The phase 2 trial published in the New England Journal of Medicine (2023) randomized participants across multiple Retatrutide dose levels and demonstrated dose-dependent body weight reductions of up to 24.2% at 48 weeks at the highest dose tier — the largest weight reduction reported for any single pharmacological agent in a controlled clinical research setting at that time. Importantly, the study also showed significant reductions in HbA1c, fasting glucose, triglycerides, and liver fat content across dose groups, suggesting multi-organ metabolic improvement beyond weight loss alone. The glucagon receptor agonist component was specifically implicated in the hepatic fat reduction, as this endpoint exceeded what would be predicted from the degree of weight loss based on GLP-1R agonist historical data.

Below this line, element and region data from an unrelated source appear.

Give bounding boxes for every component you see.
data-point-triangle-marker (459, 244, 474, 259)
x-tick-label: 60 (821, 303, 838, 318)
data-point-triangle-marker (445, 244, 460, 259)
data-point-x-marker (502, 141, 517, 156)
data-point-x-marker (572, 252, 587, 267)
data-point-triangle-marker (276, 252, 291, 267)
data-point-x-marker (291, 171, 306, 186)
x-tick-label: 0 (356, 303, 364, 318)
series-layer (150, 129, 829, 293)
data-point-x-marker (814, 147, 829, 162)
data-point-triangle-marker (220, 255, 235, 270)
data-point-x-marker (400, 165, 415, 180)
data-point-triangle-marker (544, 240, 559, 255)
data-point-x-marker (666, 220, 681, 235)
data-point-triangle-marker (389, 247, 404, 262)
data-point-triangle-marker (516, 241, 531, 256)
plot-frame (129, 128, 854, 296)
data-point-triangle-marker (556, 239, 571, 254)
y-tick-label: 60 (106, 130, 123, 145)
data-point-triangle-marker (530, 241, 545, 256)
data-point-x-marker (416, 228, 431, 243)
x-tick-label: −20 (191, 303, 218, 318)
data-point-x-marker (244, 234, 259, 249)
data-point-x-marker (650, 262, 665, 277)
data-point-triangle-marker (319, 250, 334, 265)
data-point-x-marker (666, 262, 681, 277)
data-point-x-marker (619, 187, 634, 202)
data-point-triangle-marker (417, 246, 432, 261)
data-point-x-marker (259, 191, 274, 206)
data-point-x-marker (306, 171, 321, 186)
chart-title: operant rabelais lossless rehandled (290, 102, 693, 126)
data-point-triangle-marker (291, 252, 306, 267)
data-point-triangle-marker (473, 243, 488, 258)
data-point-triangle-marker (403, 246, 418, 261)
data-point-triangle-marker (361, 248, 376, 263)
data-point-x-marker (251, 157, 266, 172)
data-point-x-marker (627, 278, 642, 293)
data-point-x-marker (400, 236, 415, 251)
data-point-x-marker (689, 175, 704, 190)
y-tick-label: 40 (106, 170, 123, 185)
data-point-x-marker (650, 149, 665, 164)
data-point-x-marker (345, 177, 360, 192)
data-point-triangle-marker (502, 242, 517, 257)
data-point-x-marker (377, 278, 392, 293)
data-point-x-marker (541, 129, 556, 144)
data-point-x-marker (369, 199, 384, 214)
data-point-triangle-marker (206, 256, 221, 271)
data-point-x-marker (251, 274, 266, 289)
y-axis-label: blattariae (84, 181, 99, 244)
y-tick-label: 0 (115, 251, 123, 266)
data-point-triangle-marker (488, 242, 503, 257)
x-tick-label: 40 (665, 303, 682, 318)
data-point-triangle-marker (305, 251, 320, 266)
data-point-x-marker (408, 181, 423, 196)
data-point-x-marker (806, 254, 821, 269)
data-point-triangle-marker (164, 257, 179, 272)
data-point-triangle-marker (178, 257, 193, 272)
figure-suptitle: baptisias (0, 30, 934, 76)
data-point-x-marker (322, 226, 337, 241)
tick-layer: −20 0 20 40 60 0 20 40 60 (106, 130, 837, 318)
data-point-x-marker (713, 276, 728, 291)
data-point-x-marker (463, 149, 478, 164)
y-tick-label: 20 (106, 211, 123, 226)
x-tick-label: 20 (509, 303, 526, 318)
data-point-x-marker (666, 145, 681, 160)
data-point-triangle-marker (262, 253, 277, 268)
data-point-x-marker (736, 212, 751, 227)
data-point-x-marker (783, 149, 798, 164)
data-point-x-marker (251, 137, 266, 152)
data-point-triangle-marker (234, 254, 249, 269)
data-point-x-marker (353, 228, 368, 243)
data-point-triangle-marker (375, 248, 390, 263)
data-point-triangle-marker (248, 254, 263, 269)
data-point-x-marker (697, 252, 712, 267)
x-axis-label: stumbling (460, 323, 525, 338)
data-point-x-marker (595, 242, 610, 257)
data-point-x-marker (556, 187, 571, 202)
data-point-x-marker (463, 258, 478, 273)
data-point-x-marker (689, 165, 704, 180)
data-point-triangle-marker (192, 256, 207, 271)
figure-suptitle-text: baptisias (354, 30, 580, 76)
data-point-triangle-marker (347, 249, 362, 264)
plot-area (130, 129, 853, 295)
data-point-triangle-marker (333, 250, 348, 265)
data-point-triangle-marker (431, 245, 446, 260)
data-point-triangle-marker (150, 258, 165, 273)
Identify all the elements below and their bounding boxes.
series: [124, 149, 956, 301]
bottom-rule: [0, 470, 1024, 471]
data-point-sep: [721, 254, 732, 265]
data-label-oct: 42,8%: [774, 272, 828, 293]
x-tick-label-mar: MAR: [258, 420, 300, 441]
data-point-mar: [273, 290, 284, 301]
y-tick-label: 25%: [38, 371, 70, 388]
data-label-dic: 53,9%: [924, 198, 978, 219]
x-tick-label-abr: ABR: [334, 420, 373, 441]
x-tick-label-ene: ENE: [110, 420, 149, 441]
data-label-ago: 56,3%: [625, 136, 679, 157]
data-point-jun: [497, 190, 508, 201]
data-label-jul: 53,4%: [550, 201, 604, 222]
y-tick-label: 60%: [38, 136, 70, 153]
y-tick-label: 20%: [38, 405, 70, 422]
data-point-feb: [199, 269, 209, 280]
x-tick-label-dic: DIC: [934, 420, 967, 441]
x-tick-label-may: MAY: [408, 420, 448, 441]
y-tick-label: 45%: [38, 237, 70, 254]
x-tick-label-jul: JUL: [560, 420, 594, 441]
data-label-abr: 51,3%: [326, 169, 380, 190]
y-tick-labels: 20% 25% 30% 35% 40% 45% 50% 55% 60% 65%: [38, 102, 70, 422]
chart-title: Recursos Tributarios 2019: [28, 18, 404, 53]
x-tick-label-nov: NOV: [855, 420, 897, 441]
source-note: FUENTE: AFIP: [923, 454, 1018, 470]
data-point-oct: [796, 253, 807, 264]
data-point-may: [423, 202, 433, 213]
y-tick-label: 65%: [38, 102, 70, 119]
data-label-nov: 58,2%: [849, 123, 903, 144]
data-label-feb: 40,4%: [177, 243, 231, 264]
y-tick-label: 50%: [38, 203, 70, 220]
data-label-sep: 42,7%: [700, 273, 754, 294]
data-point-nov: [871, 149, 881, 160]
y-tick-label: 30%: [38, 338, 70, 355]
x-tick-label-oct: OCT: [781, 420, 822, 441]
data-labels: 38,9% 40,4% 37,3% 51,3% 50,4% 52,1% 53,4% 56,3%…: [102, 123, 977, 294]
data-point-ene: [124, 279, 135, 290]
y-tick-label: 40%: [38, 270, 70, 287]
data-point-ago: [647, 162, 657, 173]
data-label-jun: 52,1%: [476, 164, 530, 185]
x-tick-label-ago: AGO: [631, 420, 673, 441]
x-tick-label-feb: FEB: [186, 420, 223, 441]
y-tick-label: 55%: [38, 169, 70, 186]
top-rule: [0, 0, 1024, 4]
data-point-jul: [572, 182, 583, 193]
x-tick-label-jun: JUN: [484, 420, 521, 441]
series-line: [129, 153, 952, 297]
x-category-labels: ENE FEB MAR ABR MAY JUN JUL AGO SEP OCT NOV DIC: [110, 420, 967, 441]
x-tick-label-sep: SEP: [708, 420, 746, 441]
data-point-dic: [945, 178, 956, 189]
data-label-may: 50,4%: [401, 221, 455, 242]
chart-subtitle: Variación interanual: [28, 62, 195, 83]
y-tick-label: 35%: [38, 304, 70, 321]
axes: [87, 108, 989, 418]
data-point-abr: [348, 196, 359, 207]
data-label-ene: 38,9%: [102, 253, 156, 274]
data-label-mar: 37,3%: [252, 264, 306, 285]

Retatrutide is the first tri-agonist to demonstrate that engaging three metabolic receptor systems simultaneously produces meaningfully greater efficacy than mono- or dual-agonism, establishing proof-of-concept for polypharmacology approaches in metabolic research. Key unanswered questions include the optimal ratio of GLP-1R:GIPR:GCGR activity (Retatrutide has a specific relative potency profile at each receptor that may not be optimal), whether the GCGR component's hepatic effects are maintained long-term or subject to tachyphylaxis, and how tri-agonism affects lean mass preservation versus fat-selective weight loss. The compound also opens research avenues into whether GCGR activation can address metabolic-associated steatotic liver disease (MASLD) independently of weight reduction, and whether the thermogenic component of glucagon signaling contributes meaningfully to total energy expenditure.